Content tagged “security”

  1. Security Checklist

    An open source checklist of resources designed to improve your online privacy and security. Check things off to keep track as you go.

    This is a great resource, but it highlights the delicate balance of security and user experience that often tips too far toward security at the expense of usability. For those of us in the software design world, it’s more important now than ever to make these technologies more easily accessible to the masses.

  2. Extended Validation is Broken

    Today, I will demonstrate another issue with EV certificates: colliding entity names. Specifically, this site uses an EV certificate for “Stripe, Inc”, that was legitimately issued by Comodo. However, when you hear “Stripe, Inc”, you are probably thinking of the payment processor incorporated in Delaware. Here, though, you are talking to the “Stripe, Inc” incorporated in Kentucky. This problem can also appear when dealing with different countries.

    In this post, Ian outlines several Web security-related flaws in current-era browser user interface. Browsers, in an attempt to be clever, obfuscate several important pieces of information that might provide users with details about the people behind a particular website. On top of that, Ian demonstrates flaws in the cross-jurisdicitonal systems that allow for the coexistence of like-named but unrelated business entities.

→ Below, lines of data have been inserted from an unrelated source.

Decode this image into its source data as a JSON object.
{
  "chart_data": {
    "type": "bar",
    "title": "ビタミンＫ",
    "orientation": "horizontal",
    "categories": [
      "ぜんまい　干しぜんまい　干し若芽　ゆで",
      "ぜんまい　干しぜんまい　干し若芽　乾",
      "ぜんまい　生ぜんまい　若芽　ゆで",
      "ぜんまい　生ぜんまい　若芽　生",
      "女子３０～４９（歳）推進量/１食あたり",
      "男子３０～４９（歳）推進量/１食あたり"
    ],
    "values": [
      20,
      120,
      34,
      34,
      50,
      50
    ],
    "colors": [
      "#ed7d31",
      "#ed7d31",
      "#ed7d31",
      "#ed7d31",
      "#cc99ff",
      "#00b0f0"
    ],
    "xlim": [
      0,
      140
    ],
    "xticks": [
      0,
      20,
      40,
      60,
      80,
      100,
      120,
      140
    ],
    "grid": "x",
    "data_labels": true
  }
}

    Browser vendors treat extended validation certificates as special cases, giving them visual priority over standard TLS certificates. The average user won’t know the difference—nor should they—when they see “Trusted Company X” highlighted in green in their browser’s URL bar. The expectation is that they’re actually viewing Trusted Company X’s website and not the website of some rando with a little bit of money to spare.

  3. Bookmarklets are Dead…

    I posted yesterday on Twitter about an issue I ran into when trying to use a bookmarklet on a website—GitHub, in this case—with a Content Security Policy. Instapaper developer Brian Donohue pointed me to a post he’d written on just this issue in 2014.

    The ultimate catch-22 of the new Content Security Policy wording is that it’s intended to benefit the users, by providing additional security from hypothetical malicious add-ons on websites that enforce a Content Security Policy. In the end the bookmarklet has been relegated obsolete by the change, a casualty of one clause in one section of one web specification, and end-users and developers are the ones who will mourn its demise. The path to hell is paved with good intentions.

    I’ve implemented a CSP on my own site and have now switched from using Instapaper’s bookmarklet to their Safari extension.